Dr Orly Lavee, a haematologist, said the tumour Neill was diagnosed with was rare and aggressive.
“I was in, really, a fight for my life and everything was a new world, a rather alarming world,” Neill said.
Several months of “brutal” chemotherapy left Neill looking not a “pretty sight”, he said, adding that he felt stripped of his dignity.
In photos, Neill appeared thin, frail and had lost his hair. His New Zealand-based son, Tim Neill, said he was shocked when he went to visit his dad.
“I could barely hug him, he was just bones and skin.”
After initial chemotherapy, some patients choose not to continue treatment if they find it “quite rigorous”, Dr Lavee said. However, Neill was “keen to push on and try something new” and responded “brilliantly” to new treatment which saw him enter remission.
“It’s not something I can finish. I will be on this for the rest of my life,” Neill said.
“Every two weeks I go and get beaten up again… but it’s keeping me alive, and being alive is infinitely preferable to the alternative.”
He added that the idea of retirement filled him with horror.
“To not be able to do the things that you love would be heartbreaking.”
He was realistic about the notion that the treatment would eventually stop working.
“I’m prepared for that, I’m ready for it. And I think I’ve done some good things.”
The news of his blood cancer diagnosis in March came ahead of the release his memoir, Did I Ever Tell You This?
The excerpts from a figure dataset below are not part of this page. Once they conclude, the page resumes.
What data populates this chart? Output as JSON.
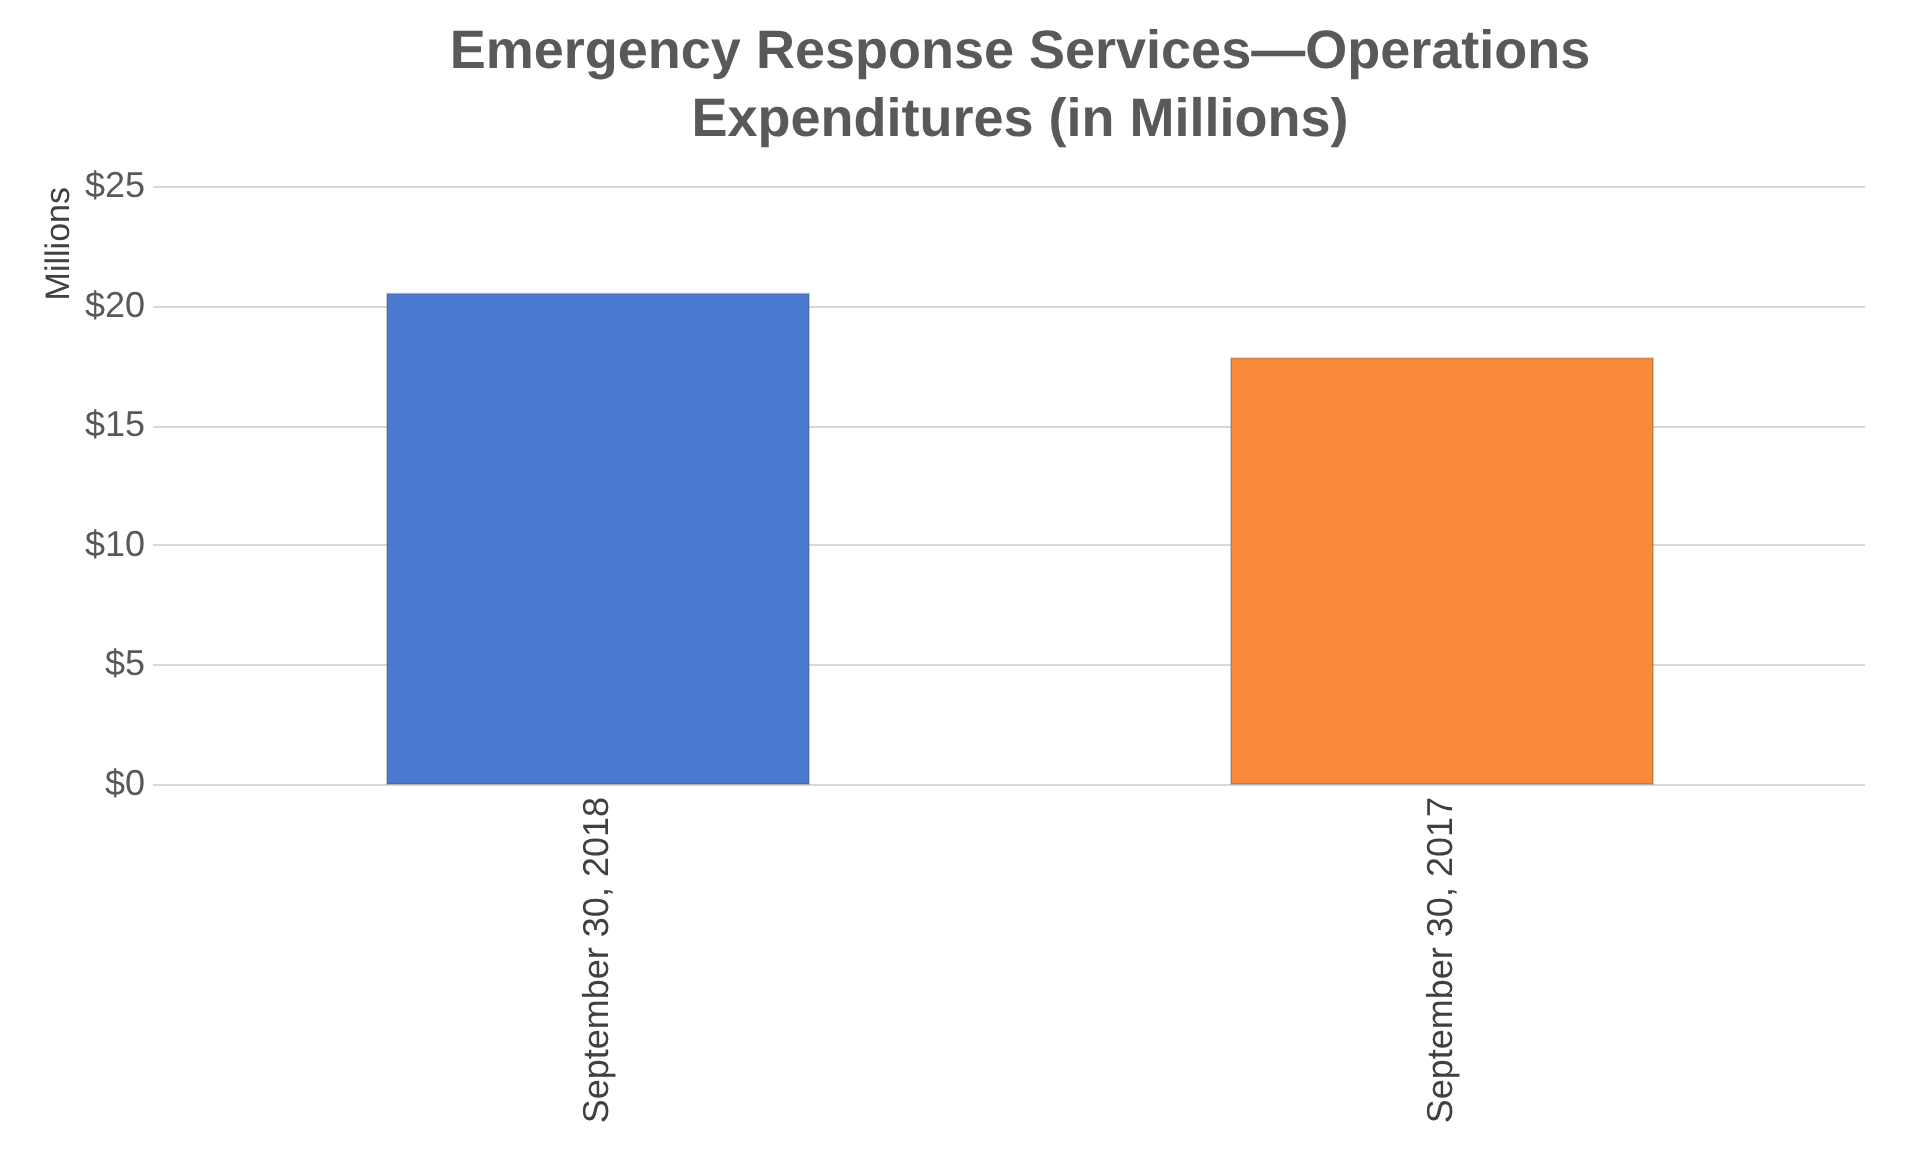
{
  "chart_data": {
    "type": "bar",
    "title": "Emergency Response Services—Operations Expenditures (in Millions)",
    "ylabel": "Millions",
    "categories": [
      "September 30, 2018",
      "September 30, 2017"
    ],
    "values": [
      20.5,
      17.8
    ],
    "colors": [
      "#4a7bd0",
      "#f88a3a"
    ],
    "ylim": [
      0,
      25
    ],
    "yticks": [
      {
        "value": 0,
        "label": "$0"
      },
      {
        "value": 5,
        "label": "$5"
      },
      {
        "value": 10,
        "label": "$10"
      },
      {
        "value": 15,
        "label": "$15"
      },
      {
        "value": 20,
        "label": "$20"
      },
      {
        "value": 25,
        "label": "$25"
      }
    ],
    "grid": "y"
  }
}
“The thing is, I’m crook. Possibly dying,” he writes in chapter one of the book. “I may have to speed this up.”
Neill told the Guardian his book is not a cancer memoir, but rather his illness forms what he calls a “spiral thread” throughout the story.
“I can’t pretend that the last year hasn’t had its dark moments,” he said.
“But those dark moments throw the light into sharp relief, you know, and have made me grateful for every day and immensely grateful for all my friends. Just pleased to be alive.”
Neill received a knighthood in 2022 for his “outstanding contribution to film”.